Размышления, конечно, были невеселыми, но никакого уныния Андрей Михайлович не только не чувствовал — напротив, был он все так же энергичен и бодр. Он себе нравился сейчас: и то, что так спокойно и быстро оперировал, угадывая сегодня все осложнения в самой технике операции за несколько мгновений до того, как они открывались глазу, и на десяток-другой секунд прежде, чем это замечал и начинал понимать Сушенцов, не говоря уже об остальных; нравились и свои мысли, которыми он делился с окружающими, — мысли, связанные не только с операцией, но уже более сложные, обобщенные: о жизни, о смерти, о выборе, — и не одна лишь суть этих всех мыслей, но и то, как он высказывал их. Ему нравился сам процесс их оформления вслух, вне зависимости от того, следовать или не следовать им потом, претворять или не претворять в дальнейшем, а может, это-то как раз особенно и привлекало — впрочем, такое в себе самом уже и не сознается обычно, — что размышлять и наслаждаться мыслью можно вообще, ничем не поступаясь при этом конкретно — ни в себе, ни даже в своих привычках.

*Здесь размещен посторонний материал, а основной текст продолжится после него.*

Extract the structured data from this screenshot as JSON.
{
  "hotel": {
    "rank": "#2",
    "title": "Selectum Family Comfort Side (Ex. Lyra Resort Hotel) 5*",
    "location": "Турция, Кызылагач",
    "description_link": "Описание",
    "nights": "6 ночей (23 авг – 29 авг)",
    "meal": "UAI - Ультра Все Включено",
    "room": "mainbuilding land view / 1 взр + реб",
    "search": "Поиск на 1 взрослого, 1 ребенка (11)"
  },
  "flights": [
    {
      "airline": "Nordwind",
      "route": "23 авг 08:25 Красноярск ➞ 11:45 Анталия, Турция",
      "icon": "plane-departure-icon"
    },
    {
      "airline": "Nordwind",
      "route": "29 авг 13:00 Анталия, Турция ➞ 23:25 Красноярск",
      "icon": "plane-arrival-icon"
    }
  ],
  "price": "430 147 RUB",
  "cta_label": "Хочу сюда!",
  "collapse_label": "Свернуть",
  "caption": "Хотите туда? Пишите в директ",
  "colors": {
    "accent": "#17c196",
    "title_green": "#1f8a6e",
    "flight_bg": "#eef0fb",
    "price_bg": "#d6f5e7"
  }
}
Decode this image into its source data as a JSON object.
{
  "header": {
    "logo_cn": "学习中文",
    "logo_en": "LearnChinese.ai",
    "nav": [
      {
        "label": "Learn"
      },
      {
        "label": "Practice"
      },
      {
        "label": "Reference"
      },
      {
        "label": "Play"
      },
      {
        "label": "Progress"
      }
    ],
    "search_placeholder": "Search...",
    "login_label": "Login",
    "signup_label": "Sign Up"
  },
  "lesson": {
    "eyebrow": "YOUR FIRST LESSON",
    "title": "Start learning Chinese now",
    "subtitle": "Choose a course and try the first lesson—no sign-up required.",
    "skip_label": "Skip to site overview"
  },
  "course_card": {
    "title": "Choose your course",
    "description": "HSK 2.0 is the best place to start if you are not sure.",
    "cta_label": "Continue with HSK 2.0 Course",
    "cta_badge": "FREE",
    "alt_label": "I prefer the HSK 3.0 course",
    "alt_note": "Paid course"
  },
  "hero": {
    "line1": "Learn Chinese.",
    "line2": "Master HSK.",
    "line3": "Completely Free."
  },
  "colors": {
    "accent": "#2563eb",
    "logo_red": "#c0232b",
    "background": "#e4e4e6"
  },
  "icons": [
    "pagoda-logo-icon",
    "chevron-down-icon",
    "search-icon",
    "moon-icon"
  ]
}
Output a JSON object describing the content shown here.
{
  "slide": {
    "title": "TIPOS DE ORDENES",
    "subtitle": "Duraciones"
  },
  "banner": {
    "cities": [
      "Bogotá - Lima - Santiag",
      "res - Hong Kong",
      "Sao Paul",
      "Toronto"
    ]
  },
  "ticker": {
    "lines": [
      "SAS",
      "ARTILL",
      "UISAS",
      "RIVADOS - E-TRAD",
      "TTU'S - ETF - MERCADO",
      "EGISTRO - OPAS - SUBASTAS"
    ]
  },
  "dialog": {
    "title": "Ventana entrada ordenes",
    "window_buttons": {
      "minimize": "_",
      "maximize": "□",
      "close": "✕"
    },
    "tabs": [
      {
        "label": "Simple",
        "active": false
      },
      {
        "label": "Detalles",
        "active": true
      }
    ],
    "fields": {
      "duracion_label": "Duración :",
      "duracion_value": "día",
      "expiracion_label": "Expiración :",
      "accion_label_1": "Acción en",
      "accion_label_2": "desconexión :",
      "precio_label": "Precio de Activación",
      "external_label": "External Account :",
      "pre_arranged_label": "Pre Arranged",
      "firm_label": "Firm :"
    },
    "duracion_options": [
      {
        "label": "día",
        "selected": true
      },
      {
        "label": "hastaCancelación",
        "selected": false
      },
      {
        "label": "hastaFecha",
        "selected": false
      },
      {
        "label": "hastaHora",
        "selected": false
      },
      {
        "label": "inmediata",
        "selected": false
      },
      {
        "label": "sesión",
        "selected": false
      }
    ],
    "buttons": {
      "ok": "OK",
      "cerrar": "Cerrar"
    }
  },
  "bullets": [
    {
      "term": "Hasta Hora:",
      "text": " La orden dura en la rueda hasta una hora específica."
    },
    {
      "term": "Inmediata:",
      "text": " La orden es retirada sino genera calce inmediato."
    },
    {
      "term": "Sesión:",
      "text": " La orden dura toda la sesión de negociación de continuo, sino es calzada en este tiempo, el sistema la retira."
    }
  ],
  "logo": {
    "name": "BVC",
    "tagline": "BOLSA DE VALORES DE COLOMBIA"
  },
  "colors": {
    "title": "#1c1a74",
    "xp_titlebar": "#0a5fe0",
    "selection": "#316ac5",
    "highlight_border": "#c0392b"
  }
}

Улыбнувшись, Каретников сказал студенту:
— Вы, наверно, просто еще не успели заметить, что жить — это уже само по себе здорово. Это же... — Он умолк на секунду, и со стороны казалось, будто он припоминает что-то. — Это, если хотите, как бы не заслуженный нами подарок.
— Ну, уж чем так жить...
— Вы это потому говорите, — перебил Каретников студента, — что вы сейчас не для себя выбираете, а для него. И даже — за него. А по какому праву?.. Кетгут потолще, — сказал он операционной сестре. — И вообще... Иногда вдруг подумаешь: а ведь мы — если по-настоящему! — даже не догадываемся, насколько мы все благополучны. После того, как увидишь... вот это.
Все молчали в операционной. Наступила та пауза, какая бывает после чьей-то внезапной откровенности — откровенности, вдруг всех немного смутившей, потому что среди собравшихся вместе людей она не предусматривалась ни степенью их близости, ни готовностью к ней.
— И... и что же? — спросил после паузы Яков Давыдович. — Какой следует сделать вывод?
— А почаще на операции ходить, — сказал Сушенцов, не вкладывая, впрочем, в эти слова никакого серьезного для него смысла и не подозревая, как близок сейчас к этим словам был Андрей Михайлович. Но это могло быть вполне серьезной мыслью для себя одного, уже полушутливой — в разговорах с друзьями, и уж как-то совсем вроде бы несерьезной для совета всем остальным. Ибо между тем, что приемлемо для тебя, и тем, что подходит другим людям, всегда столько несовпадений, что кто же знает, какой тут может быть вывод.